Nuevos cuestionamientos rodean al Proyecto Especial Chavimochic (PECH) debido a las continuas reprogramaciones en el proceso para contratar el servicio de seguridad y vigilancia privada de sus instalaciones. La controversia gira en torno a la participación de la empresa ZV Servicios Generales Corporativos S.A.C. – SERGECOR SAC, firma dedicada al rubro de seguridad privada, que volvió a presentarse al concurso pese a haber sido observada anteriormente por presuntas irregularidades en su documentación.
El antecedente más delicado ocurrió semanas atrás, cuando el propio PECH decidió dejar sin efecto la adjudicación otorgada a SERGECOR SAC tras detectar inconsistencias en los documentos presentados durante el proceso. A pesar de ello, la empresa reapareció en la nueva convocatoria, que además mantiene las mismas condiciones y bases del concurso anulado.
La situación ha generado dudas debido a los constantes cambios en la fecha para otorgar la buena pro. El cronograma establecía inicialmente que la adjudicación se realizaría el lunes 11 de mayo; sin embargo, posteriormente fue postergada para el martes 12 y luego para el miércoles 13 de mayo, sin una decisión final hasta el momento.
Fuentes cercanas al proceso señalan que existirían presiones internas para favorecer a la empresa de seguridad, situación que ha incrementado las críticas sobre la transparencia del concurso.
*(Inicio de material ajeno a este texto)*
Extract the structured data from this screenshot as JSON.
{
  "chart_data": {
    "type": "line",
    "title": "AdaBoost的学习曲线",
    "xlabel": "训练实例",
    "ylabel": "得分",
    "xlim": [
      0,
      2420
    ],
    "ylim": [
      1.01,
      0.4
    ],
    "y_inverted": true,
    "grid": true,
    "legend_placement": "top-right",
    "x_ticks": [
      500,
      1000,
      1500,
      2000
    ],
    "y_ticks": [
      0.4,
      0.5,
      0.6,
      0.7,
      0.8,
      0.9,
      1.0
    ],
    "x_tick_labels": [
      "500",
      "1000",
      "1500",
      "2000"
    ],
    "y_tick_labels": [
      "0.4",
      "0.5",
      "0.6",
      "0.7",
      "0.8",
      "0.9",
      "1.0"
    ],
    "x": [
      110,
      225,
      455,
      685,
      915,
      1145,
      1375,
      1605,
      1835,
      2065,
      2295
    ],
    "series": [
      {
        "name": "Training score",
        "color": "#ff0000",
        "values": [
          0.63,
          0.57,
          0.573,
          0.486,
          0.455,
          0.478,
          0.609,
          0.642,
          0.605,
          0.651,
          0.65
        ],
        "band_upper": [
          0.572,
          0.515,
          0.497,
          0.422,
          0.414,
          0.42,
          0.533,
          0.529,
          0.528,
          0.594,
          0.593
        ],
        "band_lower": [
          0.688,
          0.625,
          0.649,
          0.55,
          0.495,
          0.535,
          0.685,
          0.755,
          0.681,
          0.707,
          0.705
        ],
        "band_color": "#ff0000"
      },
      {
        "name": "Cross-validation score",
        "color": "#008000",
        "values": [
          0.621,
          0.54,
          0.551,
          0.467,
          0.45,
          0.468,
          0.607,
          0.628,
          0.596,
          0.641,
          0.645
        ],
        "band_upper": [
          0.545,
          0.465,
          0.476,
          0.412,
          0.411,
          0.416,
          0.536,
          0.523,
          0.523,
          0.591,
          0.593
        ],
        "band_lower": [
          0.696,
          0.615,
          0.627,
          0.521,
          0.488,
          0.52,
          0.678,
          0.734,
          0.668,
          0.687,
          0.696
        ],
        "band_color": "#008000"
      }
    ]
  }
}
Para diversos sectores, las reiteradas ampliaciones del plazo terminan debilitando la imagen institucional de Chavimochic y alimentan sospechas de un posible direccionamiento.
En la plataforma del Organismo Especializado para las Contrataciones del Estado (OECE), el PECH sostiene que las postergaciones responden a la necesidad de contar con mayor tiempo para evaluar las dos propuestas presentadas y a la falta de soporte técnico de las áreas correspondientes.
El caso empieza a generar preocupación política y administrativa en La Libertad, debido a que Chavimochic es considerado uno de los proyectos de irrigación más importantes del país. Por ello, no se descarta que organismos de control y fiscalización intervengan para revisar el desarrollo del proceso de contratación.